Mais pour régler ces enjeux, il est difficile de ne pas ouvrir la boîte de pandore du capitalisme. Les enjeux nommés plus haut se réfèrent à une dépendance envers le système. Et c’est là où le silence des tenants invétérés du caractère local de l’agriculture de proximité se fait complice d’une économie néolibéralisée qui génère les conditions de notre dépendance. C’est sans doute dans cette absence de remise en question du système que l’écobourgeoisie s’offre candidement à prêter son micro sur les heures de grande écoute. Cette version « positive » et « rayonnante » de l’agriculture locale a certes plus la cote sur les ondes publiques que le discours que je partage avec bien des maraîchères et maraîchers, parce qu’il se refuse à contester fondamentalement ce système qui nous empêche de réaliser la vraie transition écologique. Ça rassure l’écobourgeoisie, qui façonne le message qu’elle veut entendre pour se convaincre que « acheter, c’est voter ». N’allez pas leur dire qu’ils votent pour le phosphore israélien ou l’abus de plastique, ça pourrait les frustrer.

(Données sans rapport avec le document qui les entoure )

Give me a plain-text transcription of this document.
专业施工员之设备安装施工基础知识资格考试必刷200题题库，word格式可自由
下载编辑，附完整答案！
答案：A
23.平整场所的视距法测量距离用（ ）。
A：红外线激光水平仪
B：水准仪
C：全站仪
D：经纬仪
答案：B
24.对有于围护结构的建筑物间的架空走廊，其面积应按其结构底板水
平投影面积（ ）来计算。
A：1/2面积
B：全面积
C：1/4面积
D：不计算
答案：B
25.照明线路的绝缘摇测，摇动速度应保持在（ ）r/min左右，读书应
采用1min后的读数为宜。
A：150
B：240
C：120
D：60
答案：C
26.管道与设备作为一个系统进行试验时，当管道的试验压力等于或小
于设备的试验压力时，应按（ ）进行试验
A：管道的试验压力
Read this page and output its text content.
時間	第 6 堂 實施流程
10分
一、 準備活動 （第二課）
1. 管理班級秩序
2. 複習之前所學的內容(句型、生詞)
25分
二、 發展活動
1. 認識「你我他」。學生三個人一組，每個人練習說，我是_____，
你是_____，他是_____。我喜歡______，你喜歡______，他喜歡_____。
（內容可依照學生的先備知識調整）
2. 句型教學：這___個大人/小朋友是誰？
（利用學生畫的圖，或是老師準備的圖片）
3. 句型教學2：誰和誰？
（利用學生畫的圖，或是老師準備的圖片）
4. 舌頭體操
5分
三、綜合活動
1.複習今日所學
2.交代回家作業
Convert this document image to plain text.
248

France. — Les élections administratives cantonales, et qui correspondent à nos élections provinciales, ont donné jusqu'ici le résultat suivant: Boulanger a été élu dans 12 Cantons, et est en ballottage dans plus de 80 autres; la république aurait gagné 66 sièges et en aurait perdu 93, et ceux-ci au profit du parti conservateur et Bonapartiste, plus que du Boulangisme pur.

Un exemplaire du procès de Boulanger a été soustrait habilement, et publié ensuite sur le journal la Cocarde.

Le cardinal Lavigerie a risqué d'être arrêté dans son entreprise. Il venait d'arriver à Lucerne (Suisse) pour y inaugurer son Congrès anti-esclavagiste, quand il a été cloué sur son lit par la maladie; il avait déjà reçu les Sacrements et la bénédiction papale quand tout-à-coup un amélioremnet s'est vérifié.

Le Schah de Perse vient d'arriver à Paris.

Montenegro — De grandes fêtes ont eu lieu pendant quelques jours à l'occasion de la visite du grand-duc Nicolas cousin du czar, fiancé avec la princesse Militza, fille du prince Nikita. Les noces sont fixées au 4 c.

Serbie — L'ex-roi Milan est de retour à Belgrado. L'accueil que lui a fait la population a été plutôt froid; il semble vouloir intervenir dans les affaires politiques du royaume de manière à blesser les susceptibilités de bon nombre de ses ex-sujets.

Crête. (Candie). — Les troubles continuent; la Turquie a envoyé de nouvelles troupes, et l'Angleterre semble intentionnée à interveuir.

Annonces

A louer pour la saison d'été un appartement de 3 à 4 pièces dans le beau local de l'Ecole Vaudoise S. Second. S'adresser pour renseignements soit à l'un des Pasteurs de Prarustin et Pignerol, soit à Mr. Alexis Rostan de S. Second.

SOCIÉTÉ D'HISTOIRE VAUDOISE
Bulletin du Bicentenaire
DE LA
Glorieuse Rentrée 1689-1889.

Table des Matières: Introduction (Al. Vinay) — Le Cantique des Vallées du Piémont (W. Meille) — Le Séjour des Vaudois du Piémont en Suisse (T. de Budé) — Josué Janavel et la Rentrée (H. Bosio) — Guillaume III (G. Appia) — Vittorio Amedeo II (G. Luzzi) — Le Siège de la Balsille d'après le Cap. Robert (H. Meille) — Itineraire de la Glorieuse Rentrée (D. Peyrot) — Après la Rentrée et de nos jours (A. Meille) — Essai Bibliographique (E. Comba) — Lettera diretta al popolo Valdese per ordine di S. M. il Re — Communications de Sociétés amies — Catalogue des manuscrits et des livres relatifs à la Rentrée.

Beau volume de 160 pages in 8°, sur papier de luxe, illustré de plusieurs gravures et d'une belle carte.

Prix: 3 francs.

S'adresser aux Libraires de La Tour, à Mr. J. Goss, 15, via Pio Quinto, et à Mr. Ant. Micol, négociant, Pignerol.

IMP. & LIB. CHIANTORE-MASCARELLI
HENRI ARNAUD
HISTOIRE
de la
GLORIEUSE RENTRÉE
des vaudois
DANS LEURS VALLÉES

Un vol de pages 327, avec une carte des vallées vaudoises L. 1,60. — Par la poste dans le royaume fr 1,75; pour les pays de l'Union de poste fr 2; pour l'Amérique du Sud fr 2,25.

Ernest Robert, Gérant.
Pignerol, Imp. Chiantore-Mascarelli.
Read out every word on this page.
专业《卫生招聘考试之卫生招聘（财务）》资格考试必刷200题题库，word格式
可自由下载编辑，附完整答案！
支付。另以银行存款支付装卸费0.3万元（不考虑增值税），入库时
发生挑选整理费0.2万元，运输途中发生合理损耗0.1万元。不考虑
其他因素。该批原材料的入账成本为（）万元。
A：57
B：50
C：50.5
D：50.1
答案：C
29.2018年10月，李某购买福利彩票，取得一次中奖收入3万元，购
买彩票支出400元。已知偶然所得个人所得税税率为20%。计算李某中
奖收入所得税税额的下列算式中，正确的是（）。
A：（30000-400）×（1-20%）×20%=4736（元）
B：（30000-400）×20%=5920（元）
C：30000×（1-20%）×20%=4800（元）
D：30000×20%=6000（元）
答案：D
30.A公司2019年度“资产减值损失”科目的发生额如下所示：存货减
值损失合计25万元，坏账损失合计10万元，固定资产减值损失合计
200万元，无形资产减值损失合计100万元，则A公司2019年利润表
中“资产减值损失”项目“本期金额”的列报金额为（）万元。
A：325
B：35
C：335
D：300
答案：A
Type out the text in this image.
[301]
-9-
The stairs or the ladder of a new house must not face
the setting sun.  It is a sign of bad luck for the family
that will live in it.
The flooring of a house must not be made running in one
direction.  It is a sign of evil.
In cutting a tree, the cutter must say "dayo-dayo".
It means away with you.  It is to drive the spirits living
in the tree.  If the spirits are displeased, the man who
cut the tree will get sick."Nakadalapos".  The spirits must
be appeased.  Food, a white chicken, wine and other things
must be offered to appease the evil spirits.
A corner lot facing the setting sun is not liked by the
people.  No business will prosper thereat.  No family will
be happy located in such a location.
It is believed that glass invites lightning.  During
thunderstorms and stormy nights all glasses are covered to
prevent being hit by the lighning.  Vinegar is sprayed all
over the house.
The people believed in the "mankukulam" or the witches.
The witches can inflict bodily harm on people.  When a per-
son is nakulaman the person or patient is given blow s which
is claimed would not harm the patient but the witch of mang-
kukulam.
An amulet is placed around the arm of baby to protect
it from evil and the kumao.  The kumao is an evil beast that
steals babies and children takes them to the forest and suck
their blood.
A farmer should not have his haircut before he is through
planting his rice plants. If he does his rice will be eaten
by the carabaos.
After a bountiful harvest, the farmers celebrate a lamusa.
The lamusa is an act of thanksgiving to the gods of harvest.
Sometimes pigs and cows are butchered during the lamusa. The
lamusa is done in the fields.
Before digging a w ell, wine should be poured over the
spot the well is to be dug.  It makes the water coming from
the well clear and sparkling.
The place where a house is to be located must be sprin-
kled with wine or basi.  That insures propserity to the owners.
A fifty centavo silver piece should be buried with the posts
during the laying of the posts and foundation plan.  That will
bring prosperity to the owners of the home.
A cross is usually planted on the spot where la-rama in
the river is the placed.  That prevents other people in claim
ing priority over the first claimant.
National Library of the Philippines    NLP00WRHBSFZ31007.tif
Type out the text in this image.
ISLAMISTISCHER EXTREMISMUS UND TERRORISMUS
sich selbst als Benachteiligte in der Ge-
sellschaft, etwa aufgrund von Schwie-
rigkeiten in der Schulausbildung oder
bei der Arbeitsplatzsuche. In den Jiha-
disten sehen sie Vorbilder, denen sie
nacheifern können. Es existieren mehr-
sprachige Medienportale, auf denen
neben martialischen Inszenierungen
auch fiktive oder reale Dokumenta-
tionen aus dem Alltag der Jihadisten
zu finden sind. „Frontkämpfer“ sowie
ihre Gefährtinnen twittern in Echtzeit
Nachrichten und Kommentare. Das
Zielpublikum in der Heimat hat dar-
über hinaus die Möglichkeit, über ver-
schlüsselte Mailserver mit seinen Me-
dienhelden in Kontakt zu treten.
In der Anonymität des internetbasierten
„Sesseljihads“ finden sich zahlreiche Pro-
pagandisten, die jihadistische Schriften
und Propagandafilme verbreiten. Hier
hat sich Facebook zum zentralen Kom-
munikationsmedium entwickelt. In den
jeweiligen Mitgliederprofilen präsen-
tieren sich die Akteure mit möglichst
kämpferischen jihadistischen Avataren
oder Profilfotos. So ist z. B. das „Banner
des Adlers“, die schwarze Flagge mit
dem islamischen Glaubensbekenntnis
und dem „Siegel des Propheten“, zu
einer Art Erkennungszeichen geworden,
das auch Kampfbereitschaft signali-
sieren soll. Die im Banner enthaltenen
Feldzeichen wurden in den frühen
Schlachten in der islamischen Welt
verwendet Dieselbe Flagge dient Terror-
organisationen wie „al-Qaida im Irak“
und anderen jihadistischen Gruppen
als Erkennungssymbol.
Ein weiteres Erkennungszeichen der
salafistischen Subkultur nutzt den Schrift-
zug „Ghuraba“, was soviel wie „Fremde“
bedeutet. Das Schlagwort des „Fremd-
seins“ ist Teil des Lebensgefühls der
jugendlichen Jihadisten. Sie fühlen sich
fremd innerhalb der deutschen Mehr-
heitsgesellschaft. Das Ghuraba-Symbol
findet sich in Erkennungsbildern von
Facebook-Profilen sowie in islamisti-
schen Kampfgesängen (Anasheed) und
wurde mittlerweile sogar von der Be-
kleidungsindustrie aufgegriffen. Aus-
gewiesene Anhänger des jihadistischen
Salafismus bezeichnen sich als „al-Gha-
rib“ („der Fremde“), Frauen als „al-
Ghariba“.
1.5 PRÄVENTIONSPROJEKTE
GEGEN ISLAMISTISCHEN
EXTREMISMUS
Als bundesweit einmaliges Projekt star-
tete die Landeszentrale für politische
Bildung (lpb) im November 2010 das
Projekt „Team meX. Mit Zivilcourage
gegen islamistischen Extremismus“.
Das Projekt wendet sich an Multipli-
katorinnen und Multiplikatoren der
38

Le discours populaire de l’agriculture locale, c’est du greenwashing. Un outil marketing. Et c’est contre ça qu’il faut protester. Quand ces géants tomberont après quelques crises économiques et climatiques, on va se les procurer où, nos semences d’agriculture locale? Quand le pic pétrolier sera atteint et que le plastique sera rangé au musée des antiquités, je les ferai pousser comment, mes aubergines?
[1] Pratique où des plantes de culture et des animaux partagent de manière rotative un même espace.